Intitulée Don’t Hold Your Breath, la récente exposition de certains de ces paysages à la galerie Eva Presenhuber à Zurich l’an passé, avec son lot de forêts, d’ouragans, de sous-bois et de plages balayées par les vents, offrait la brillante démonstration d’une évidente possibilité de faire de la peinture, justement, et de la faire autrement, d’une façon nouvelle et inventive. Elle rendait aussi limpide la nature parfaitement accessoire du sujet (ce que l’on sait depuis que Cézanne peignit des pommes ou la montagne Sainte-Victoire) : il y a fort à parier que Shara Hughes a choisi le paysage parce que c’est un sujet immédiatement identifiable et rassurant – pas très important, en somme. Rassuré par le sujet, libéré de l’identification du lieu, puisqu’il est imaginaire, les bavardages narratifs lui étant en sus épargnés, le spectateur peut ainsi s’abandonner sans entraves à cette peinture et l’envisager essentiellement en sa qualité de peinture. Hughes y fait preuve d’un talent de coloriste hors norme, qui sait s’aventurer dans tous les excès et ne s’interdit aucune audace, et nous emporte systématiquement dans des compositions rocambolesques et trépidantes.
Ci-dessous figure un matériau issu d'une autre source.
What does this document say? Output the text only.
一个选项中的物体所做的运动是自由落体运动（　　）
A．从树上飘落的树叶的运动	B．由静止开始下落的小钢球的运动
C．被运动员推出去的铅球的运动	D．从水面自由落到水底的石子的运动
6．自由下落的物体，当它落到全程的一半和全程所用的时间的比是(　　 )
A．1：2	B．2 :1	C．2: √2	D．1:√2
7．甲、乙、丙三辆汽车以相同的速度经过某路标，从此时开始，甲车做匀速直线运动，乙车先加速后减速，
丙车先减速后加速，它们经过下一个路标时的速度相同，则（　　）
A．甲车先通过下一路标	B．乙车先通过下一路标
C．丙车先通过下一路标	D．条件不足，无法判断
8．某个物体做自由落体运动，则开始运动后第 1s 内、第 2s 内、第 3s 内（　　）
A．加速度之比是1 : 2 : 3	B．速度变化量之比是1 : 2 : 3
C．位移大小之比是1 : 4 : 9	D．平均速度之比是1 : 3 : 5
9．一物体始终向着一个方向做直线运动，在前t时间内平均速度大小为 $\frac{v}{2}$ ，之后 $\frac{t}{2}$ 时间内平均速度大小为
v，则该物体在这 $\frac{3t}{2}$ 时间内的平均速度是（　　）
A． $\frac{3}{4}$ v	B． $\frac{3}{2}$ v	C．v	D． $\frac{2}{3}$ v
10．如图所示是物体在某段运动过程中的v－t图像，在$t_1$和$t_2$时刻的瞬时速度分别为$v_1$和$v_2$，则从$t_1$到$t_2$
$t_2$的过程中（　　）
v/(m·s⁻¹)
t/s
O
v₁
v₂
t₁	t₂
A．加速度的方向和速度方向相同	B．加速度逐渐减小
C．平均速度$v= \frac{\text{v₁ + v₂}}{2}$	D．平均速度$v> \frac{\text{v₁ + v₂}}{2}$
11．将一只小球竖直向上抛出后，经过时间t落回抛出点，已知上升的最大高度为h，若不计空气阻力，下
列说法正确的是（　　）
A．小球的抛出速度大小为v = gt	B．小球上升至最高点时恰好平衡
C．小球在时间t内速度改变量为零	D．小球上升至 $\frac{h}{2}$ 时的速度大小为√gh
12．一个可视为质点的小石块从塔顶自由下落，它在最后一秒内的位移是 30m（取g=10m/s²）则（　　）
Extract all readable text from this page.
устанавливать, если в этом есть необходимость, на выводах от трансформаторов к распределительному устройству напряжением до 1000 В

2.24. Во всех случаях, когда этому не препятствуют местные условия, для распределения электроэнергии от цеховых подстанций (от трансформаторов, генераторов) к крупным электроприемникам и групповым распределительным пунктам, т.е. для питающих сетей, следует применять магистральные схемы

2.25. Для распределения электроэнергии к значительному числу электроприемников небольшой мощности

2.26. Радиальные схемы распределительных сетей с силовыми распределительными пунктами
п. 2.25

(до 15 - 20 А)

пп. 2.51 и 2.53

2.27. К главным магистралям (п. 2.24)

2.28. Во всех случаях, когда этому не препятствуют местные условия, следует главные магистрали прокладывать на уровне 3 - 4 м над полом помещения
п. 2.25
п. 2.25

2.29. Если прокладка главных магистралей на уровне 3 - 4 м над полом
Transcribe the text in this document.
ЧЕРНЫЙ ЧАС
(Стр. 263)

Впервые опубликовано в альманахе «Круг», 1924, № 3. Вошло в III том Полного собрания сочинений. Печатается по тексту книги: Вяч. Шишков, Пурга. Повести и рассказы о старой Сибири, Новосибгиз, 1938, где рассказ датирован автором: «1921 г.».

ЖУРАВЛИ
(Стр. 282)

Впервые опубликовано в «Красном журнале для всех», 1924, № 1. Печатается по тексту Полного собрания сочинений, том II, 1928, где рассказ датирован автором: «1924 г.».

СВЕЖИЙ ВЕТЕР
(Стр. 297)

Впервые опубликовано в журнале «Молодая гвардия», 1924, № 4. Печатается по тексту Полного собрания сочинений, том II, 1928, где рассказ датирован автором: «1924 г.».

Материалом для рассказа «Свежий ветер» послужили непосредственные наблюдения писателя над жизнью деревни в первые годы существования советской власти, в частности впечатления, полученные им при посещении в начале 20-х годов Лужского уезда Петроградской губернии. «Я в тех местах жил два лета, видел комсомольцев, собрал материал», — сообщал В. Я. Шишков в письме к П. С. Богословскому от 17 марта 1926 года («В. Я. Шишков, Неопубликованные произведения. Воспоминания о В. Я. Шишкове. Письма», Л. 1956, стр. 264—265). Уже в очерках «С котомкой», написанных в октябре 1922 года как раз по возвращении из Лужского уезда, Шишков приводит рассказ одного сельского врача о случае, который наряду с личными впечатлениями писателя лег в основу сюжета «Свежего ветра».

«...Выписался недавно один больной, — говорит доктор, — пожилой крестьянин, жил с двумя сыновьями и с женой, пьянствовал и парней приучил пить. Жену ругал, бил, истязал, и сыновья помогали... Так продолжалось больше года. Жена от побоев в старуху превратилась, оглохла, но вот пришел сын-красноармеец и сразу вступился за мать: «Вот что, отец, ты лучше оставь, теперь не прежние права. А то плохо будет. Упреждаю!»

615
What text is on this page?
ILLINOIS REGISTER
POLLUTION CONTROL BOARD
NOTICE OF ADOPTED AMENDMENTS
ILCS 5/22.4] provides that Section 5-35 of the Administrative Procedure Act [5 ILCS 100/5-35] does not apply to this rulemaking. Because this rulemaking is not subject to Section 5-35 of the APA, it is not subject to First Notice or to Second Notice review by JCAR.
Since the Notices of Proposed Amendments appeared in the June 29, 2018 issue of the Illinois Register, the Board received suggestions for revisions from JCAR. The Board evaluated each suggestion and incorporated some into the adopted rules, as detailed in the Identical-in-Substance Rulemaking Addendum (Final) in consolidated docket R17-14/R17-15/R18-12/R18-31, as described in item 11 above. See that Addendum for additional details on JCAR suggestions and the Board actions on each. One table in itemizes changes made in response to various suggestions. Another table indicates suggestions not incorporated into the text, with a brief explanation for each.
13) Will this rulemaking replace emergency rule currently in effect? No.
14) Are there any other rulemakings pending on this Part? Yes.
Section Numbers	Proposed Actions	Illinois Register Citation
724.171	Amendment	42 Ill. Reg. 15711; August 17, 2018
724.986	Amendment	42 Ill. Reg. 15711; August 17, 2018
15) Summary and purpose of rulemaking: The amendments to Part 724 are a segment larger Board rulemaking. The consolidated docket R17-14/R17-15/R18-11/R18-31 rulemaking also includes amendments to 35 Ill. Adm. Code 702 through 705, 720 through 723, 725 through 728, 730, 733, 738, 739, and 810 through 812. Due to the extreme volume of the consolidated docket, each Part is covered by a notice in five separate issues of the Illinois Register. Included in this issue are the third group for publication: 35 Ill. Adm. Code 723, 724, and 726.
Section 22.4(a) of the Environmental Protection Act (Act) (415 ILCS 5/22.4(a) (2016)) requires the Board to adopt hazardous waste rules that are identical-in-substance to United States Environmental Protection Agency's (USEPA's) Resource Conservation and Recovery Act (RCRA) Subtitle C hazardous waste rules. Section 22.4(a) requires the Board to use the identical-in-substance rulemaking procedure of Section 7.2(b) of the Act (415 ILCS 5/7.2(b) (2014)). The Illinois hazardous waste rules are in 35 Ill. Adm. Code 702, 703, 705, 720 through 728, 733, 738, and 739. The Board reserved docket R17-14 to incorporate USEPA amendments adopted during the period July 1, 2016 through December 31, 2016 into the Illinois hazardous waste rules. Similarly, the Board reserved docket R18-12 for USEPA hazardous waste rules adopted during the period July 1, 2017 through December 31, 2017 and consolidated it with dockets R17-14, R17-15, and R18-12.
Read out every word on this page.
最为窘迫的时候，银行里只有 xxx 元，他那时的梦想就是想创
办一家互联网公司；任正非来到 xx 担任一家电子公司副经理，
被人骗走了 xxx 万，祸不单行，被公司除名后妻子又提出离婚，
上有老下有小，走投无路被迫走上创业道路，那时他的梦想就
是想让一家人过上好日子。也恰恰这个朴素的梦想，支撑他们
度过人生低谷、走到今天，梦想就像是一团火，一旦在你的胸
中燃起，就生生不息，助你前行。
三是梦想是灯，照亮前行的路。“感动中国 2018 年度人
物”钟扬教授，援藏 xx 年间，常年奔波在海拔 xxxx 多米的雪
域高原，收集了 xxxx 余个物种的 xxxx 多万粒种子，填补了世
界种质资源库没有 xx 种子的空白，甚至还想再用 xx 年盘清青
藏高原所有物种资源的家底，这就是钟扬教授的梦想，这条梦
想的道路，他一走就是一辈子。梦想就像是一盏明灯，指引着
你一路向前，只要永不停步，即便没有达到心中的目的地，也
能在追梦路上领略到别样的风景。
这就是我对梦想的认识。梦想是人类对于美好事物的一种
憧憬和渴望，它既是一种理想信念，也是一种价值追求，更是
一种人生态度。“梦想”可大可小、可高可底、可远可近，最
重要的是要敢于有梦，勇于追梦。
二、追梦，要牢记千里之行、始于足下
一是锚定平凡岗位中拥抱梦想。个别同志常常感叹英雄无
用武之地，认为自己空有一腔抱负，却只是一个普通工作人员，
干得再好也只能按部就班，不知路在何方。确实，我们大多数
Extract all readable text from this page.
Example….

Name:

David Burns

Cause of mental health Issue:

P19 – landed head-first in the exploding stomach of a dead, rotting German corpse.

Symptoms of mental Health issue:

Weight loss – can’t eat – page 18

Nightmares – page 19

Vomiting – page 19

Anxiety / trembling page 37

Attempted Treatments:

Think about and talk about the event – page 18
Hughes est née en 1981 et c’est précisément l’année où eut lieu, à la Royal Academy of Arts de Londres, l’exposition A New Spirit in Painting. Organisée par sir Norman Rosenthal – historien d’art et secrétaire des expositions de la Royal Academy – épaulé par Christos Joachimides et Nicholas Serota, l’exposition fit date parce qu’elle indiquait très clairement le “renouveau” de la peinture, et en tout cas sa résistance face à des médiums plus nouveaux comme la photographie, la vidéo ou l’installation qui dominaient alors la scène artistique. Ce renouveau s’exprimait par les formes du néo- expressionnisme et de la trans-avant-garde. L’exposition présentait aussi de nouvelles figures promises à un avenir spectaculaire : Julian Schnabel, par exemple. Le même sir Norman Rosenthal présentait l’an passé, pendant la Frieze Art Fair à Londres, à la Galerie Almine Rech, une exposition intitulée A New Spirit Then, A New Spirit Now 1981-2018, qui, de toute évidence, tissait des liens entre ces deux époques, montrant au fond une résistance de la peinture identique à trente-sept ans d’intervalle. Facétie du destin : le dîner qui suivit le vernissage de l’exposition londonienne eut lieu dans une salle du Arts Club de Londres (l’un de ces formidables clubs anglais sans grand équivalent dans le monde, et certainement pas à Paris) où étaient justement exposés des tableaux récents de Shara Hughes. C’est devant un grand paysage de Hughes que l’élégant sir Norman Rosenthal dîna, puis fit un discours exceptionnel durant lequel il expliqua sa fascination inchangée pour la peinture et, entre autres, que l’exposition A New Spirit in painting de 1981 ne comptait pas d’artiste femme, et à sa connaissance pas de gays ni de Noirs (The Art Newspaper commenta justement l’exposition avec ce gros titre : “A New Spirit of Painting makes a comeback (with one woman artist this time)” – il faut avoir bien peu de choses à dire sur la peinture pour se livrer à pareil décompte). Avec un sourire très british, Rosenthal conclut son discours par un joyeux “On ne pourrait plus faire ça aujourd’hui” – puis s’éclipsa brièvement pour, prétendit-il, aller chanter Lili Marleen au vernissage de Baselitz.